Su marido Enrique IV fue el reconocido rey de Francia estabilizador de las guerras religiosas entre protestantes y católicos, navarro y al que se la atribuye la celebérrima frase “Paris bien vale una misa”. Y ojalá fuese todo tan fácil como aceptar una doctrina que no te importa lo mas mínimo. Y es que siempre he dicho que aceptaría cualquier tipo de rito religioso con tal de estar con la persona que amo. Debo ser de los pocos gallegos nacidos en el siglo XX al que sus padres decidieron no bautizar y abrazaría con gusto el catolicismo en una ceremonia compuesta por una ducha a medias y un reconocimiento de mis pecados ante dios. De la misma manera que me circuncidaran u obligasen a peregrinar a La Meca. Y no, no estaría mintiendo. A fin de cuentas, ¿qué más da? La mera indiferencia no merece una novela.
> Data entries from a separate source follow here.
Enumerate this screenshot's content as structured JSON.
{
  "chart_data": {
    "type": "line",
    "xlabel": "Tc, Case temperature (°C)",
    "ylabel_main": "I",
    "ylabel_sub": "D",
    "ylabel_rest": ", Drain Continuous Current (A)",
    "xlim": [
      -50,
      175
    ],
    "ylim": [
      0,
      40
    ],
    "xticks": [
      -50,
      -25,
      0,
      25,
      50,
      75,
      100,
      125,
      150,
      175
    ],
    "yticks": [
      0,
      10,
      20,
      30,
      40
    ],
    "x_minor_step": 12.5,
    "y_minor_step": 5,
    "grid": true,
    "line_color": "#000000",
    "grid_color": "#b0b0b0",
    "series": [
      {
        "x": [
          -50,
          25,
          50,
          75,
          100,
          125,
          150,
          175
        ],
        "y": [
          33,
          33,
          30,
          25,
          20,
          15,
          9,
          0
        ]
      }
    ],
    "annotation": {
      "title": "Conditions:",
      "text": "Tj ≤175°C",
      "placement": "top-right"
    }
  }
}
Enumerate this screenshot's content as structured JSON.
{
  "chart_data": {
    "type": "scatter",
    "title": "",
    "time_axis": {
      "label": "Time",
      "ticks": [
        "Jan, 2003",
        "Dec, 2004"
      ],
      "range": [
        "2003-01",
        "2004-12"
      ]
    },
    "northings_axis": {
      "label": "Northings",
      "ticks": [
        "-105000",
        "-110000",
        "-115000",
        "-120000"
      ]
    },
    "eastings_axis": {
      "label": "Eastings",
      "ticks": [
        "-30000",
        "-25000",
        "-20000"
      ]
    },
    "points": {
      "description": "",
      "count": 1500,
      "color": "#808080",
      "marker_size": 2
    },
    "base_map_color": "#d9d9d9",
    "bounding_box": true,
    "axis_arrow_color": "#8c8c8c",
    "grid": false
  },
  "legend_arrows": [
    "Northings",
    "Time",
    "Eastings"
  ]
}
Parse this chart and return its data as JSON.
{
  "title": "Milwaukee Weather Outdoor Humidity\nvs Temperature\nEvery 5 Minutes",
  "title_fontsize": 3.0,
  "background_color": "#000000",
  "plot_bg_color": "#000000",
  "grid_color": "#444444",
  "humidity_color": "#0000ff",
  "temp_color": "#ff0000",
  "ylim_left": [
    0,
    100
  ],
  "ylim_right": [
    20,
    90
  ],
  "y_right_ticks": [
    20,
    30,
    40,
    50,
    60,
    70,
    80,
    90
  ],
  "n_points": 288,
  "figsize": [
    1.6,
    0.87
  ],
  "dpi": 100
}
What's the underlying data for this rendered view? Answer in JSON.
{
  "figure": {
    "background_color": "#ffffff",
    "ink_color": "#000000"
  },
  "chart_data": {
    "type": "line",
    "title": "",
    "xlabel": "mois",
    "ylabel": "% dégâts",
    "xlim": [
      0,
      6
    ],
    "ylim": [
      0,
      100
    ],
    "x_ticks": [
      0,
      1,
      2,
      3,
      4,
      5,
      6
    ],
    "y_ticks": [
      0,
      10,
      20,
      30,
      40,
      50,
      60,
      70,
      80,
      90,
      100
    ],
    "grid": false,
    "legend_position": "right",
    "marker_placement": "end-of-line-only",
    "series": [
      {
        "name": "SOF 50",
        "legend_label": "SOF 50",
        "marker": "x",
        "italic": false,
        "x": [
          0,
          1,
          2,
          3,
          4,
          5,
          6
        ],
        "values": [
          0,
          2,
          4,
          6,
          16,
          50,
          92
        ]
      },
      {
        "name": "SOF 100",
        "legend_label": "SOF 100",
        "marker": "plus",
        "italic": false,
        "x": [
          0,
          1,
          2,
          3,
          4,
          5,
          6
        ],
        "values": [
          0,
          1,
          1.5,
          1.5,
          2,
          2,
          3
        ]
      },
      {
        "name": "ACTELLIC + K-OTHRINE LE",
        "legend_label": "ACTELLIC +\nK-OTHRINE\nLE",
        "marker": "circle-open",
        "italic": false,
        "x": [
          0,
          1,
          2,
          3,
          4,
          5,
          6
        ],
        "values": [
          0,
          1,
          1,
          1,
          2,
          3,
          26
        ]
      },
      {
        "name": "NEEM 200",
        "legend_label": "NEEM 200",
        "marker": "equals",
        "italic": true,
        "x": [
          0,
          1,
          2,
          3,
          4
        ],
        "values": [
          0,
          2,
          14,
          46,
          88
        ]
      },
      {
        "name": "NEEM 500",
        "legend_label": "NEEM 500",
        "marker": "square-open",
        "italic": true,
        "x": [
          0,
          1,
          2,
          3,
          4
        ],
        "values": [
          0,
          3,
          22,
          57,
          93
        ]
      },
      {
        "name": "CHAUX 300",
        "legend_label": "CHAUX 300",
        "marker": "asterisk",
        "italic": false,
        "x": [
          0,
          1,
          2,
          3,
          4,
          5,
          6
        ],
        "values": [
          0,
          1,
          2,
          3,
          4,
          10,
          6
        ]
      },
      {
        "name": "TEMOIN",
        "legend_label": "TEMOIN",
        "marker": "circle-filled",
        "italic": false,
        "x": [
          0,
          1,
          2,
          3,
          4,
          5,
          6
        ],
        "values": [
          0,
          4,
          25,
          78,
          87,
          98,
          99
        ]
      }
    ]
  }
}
En cualquier caso, la luz de París claramente vale una misa. Esa capital europea que a tanta gente atrae, precisamente, para ocultar la verdad. Al checo Milan Kundera que como el profesor de su Nadie se va a reír se dio cuenta que los muros de las casas tienden a volverse transparente. O al magnífico Cortázar que el miedo a enfrentarse al hábil intruso en Casa Tomada terminó por expulsarlo, despojarlo de su propia guarida. ¿Por qué tanto recelo en pasar desapercibido?, te preguntarás. Pues por la misma razón por la que nuestras huellas dactilares nunca son iguales, para conservar aquello que nos hace únicos, la fórmula secreta de nuestra humanidad.
Y eso es lo fundamental de la cuestión, elegir cuántas millas estás dispuesto a huir, discursos en los que mentir y amores que sacrificar por mantener TU verdad a salvo. Rechazar cookies, nunca filmarte durante el coito o votar en blanco. Cerrar los ojos y cerrárselos a los demás. Aún nos quedan maneras de seguir corriendo.